Ha ha ha … Sawitri memijak batang leher Rahman, menyeringai puas melihat beberapa gigi pria yang merintih kesakitan itu tanggal, rahang bergeser dikarenakan terlalu kuat dia memukul mulut ayahnya Farida.
Sekali lagi, Sawitri mengayunkan kayunya. Kali ini tepat di benda pusaka Rahman.
Bugh!
Argghh!
Pria tua mesum itu seketika tidak sadarkan diri.
“Ku harap, pusaka mu hancur. Agar tak lagi bisa merusak masa depan gadis lugu!” Sawitri membuang kayunya, mengambil gulungan tali yang diikatkan pada pinggangnya.
Bu Mina melangkah maju, menatap nanar sang putri yang kini nyaris tak ia kenali lagi sifatnya. Namun, sedikitpun dia tak menyesali, Sawitri pantas membalas kekejaman para manusia biadab itu.
“Mamak, tuntun saja kendaraannya ke dalam hutan keramat. Biar Bedebah ini aku yang mengurus!” titahnya tanpa melihat sang ibu, sibuk melingkari ketiak Rahman menggunakan tali terbuat dari serabut pohon aren yang khusus di pintal oleh Ni Dasah.
Bu Mina memungut celana pria tua itu, lalu menuntun motor Rahman, buntalan karungnya pun di bawa serta. Sesekali pandangannya menyapu sekitar, takut ada yang memergoki aksi mereka.
Kunti sendiri menunggu dengan mengayun-ayunkan kakinya, dia duduk di pohon aren yang tumbang. Siapapun yang berada di sekitar area perbatasan hutan dengan tanah penduduk, takkan bisa melihatnya ataupun makhluk lainnya.
Para manusia hanya melihat rimbunnya tumbuhan hijau, barisan pohon beringin, serta cuaca sedikit berkabut yang menambah kesan misterius sekaligus menyeramkan.
Sawitri menarik tubuh lemas Rahman, bibirnya menyanyikan tembang kerinduan pada sosok keluarga yang sudah meninggal dunia, termasuk janinnya.
🎶 Lingsir wengi ~ (Saat menjelang tengah malam)
Sepi durung biso nendro ~ (Sepi tidak bisa tidur)
Kagodho mring wewayang ~ (Tergoda bayanganmu)
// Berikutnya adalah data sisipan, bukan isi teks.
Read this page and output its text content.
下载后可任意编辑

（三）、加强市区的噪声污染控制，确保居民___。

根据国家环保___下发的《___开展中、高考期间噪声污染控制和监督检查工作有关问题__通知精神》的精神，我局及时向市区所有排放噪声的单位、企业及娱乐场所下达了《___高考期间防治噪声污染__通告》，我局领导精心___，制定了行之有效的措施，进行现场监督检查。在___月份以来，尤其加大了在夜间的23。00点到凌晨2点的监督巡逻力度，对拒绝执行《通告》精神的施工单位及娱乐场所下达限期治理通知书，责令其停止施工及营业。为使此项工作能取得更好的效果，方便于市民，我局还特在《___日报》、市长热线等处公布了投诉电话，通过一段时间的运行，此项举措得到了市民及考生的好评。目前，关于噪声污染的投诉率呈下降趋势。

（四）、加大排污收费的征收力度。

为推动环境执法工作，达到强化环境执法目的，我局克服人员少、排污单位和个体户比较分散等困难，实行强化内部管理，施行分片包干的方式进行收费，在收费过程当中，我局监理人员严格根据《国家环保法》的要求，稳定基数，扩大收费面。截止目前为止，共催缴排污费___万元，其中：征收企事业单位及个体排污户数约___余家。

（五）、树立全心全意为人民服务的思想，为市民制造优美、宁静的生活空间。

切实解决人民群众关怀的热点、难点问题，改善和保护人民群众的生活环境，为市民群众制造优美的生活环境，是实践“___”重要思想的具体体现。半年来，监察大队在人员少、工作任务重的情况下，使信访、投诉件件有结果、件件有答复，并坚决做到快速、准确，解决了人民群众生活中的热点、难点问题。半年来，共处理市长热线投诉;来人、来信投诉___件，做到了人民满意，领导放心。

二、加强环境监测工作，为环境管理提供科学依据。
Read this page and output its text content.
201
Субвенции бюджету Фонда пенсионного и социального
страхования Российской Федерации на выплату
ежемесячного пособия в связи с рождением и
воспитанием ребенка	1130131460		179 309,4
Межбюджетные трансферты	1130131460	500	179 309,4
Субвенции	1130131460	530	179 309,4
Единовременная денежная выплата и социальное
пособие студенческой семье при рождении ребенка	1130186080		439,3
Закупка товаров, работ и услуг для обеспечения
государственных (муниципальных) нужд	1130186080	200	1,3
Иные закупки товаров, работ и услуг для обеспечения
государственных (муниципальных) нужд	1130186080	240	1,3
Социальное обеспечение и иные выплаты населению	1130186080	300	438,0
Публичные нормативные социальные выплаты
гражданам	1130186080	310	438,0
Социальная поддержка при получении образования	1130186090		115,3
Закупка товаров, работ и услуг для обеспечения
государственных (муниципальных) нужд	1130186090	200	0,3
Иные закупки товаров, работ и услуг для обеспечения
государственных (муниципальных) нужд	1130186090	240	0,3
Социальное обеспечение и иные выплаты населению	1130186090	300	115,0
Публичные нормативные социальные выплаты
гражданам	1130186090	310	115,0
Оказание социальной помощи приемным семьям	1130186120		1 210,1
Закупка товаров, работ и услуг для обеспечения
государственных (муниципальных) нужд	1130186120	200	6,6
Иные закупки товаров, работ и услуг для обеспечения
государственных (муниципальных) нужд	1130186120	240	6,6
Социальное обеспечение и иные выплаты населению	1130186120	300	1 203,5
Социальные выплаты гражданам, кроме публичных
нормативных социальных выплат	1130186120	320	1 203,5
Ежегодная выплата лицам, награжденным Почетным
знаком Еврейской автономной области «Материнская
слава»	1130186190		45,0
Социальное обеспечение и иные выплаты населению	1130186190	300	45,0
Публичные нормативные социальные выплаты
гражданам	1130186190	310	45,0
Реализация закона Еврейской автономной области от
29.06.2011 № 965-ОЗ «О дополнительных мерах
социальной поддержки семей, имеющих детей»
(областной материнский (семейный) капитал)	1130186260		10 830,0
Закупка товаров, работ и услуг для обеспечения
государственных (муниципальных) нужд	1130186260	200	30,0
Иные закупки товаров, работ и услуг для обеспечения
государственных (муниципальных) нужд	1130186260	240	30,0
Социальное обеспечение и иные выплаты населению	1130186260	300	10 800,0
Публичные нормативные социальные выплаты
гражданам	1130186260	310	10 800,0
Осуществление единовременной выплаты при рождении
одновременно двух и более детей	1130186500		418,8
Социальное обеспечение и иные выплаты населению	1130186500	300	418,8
Kang ngreridhu ati ~ (Di dalam hatiku)
Kawitane ~ (Permulaannya)
Kunti menyambut Sawitri, membuka telapak tangan, tiba-tiba keluar empat ekor Gareng yang langsung terbang bebas, berbunyi memekakkan gendang telinga.
“Pergilah ke kota! Ikuti Gareng ku, mereka akan memimpin jalan! Memastikan kau aman, Mina.” Kunti mengambil buntalan kantong kain dari dalam kembennya yang berisi uang, memberikannya kepada bu Mina.
Bu Mina menjatuhkan asal motor Rahman, lalu menerima pemberian Kunti. Dia juga mengulurkan karung berisi benda tajam.
“Hati-hati Mak!” Tanpa melihat, tak juga berhenti melangkah, Sawitri bersuara tanpa ekspresi.
Bu Mina mengangguk singkat, tak jua menatap putrinya yang menyeret sosok berdarah pada wajah. Kemudian dia melangkah lain arah, mengikuti hewan peliharaan Kunti.
***
Sosok tidak sadarkan diri itu tergantung dengan posisi terbalik. Kepalanya berada tepat di atas batu besar ber permukaan pipih. Tempat persembahan Ni Dasah, memuja penguasa hutan terlarang.
Mata yang tertutup itu perlahan mulai terbuka. Alangkah terkejutnya dia melihat taburan bunga, cawan tembaga, kemudian mulai menyadari akan posisinya.
Akhh!
"Tolong! Tolong!"
.
.
Bersambung.
ilate di ketok
🥺
wehhh emg ya klo punya pesugihan jelas pasti punya ya kann
wow lawannya juga gk main main menguasai ilmu hitam ... kira kira ketahuan gk ya....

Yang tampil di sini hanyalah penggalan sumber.